Another use of node kits is to define application-specific objects and semantics. For example, a flight-simulation package might include a variety of objects representing airplanes. Each of these airplanes consists of the same general scene graph structure—for example, fuselage, wings, and landing gear—as well as some airplane-specific methods—for example, bankLeft(), raiseLandingGear(). To an application writer using this package, each type of airplane can be dealt with in a similar way. There is no need to know the details of the structure of the subgraph representing the landing gear to raise it, since the general method, raiseLandingGear(), exists. Creating these new objects and methods requires extending Open Inventor by subclassing, which is described in The Inventor Toolmaker. It is highly recommended that you use some form of node kits in your application to maintain order and policy.
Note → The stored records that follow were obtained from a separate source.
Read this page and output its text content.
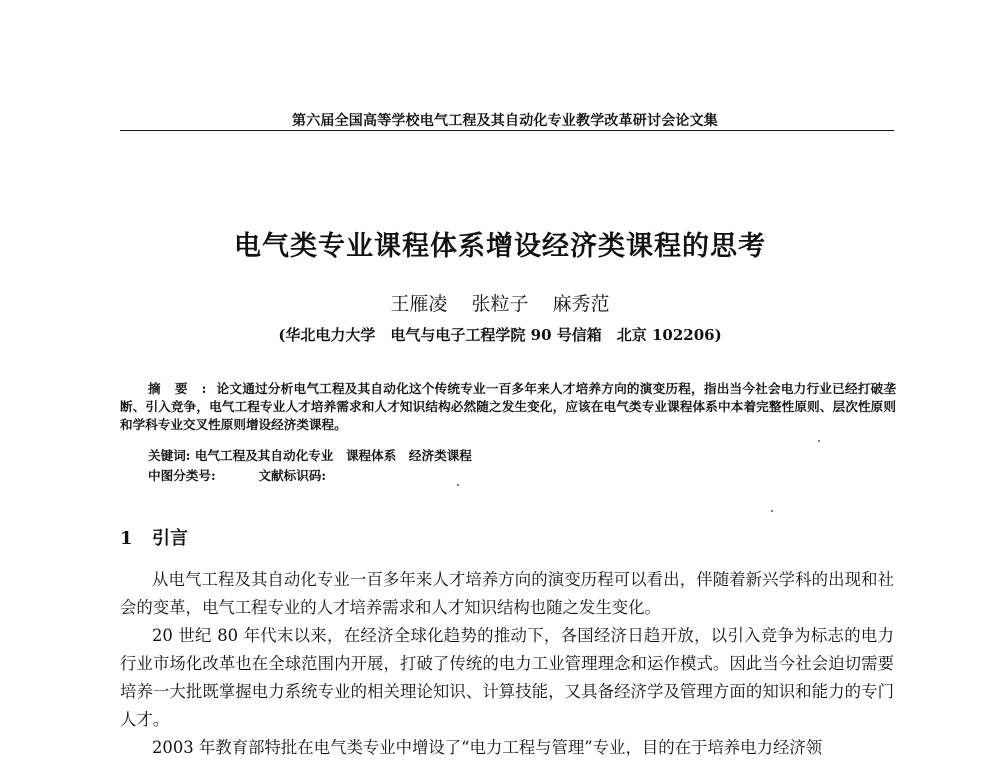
第六届全国高等学校电气工程及其自动化专业教学改革研讨会论文集
电气类专业课程体系增设经济类课程的思考
王雁凌 张粒子 麻秀范
(华北电力大学　电气与电子工程学院 90 号信箱　北京 102206)
摘要:论文通过分析电气工程及其自动化这个传统专业一百多年来人才培养方向的演变历程，指出当今社会电力行业已经打破垄断、引入竞争，电气工程专业人才培养需求和人才知识结构必然随之发生变化，应该在电气类专业课程体系中本着完整性原则、层次性原则和学科专业交叉性原则增设经济类课程。
关键词: 电气工程及其自动化专业　课程体系　经济类课程
中图分类号:	文献标识码:
1 引言

从电气工程及其自动化专业一百多年来人才培养方向的演变历程可以看出，伴随着新兴学科的出现和社会的变革，电气工程专业的人才培养需求和人才知识结构也随之发生变化。

20 世纪 80 年代末以来，在经济全球化趋势的推动下，各国经济日趋开放，以引入竞争为标志的电力行业市场化改革也在全球范围内开展，打破了传统的电力工业管理理念和运作模式。因此当今社会迫切需要培养一大批既掌握电力系统专业的相关理论知识、计算技能，又具备经济学及管理方面的知识和能力的专门人才。

2003 年教育部特批在电气类专业中增设了“电力工程与管理”专业，目的在于培养电力经济领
A manipulator is a special kind of node that reacts to user interface events and can be edited directly by the user. Manipulators typically have parts that render in the scene and provide a means for translating events into changes to the database. An example of a manipulator is the handle box, which is a bounding box of another object with handles at the corners and sides. In Figure 1.4, “ Handle-Box Manipulator ”, handle boxes surround the knights. By picking on a handle and dragging it, the user can change the scale or position of the box and thus the object inside it. Manipulators provide an easy way for applications to incorporate direct 3D interaction.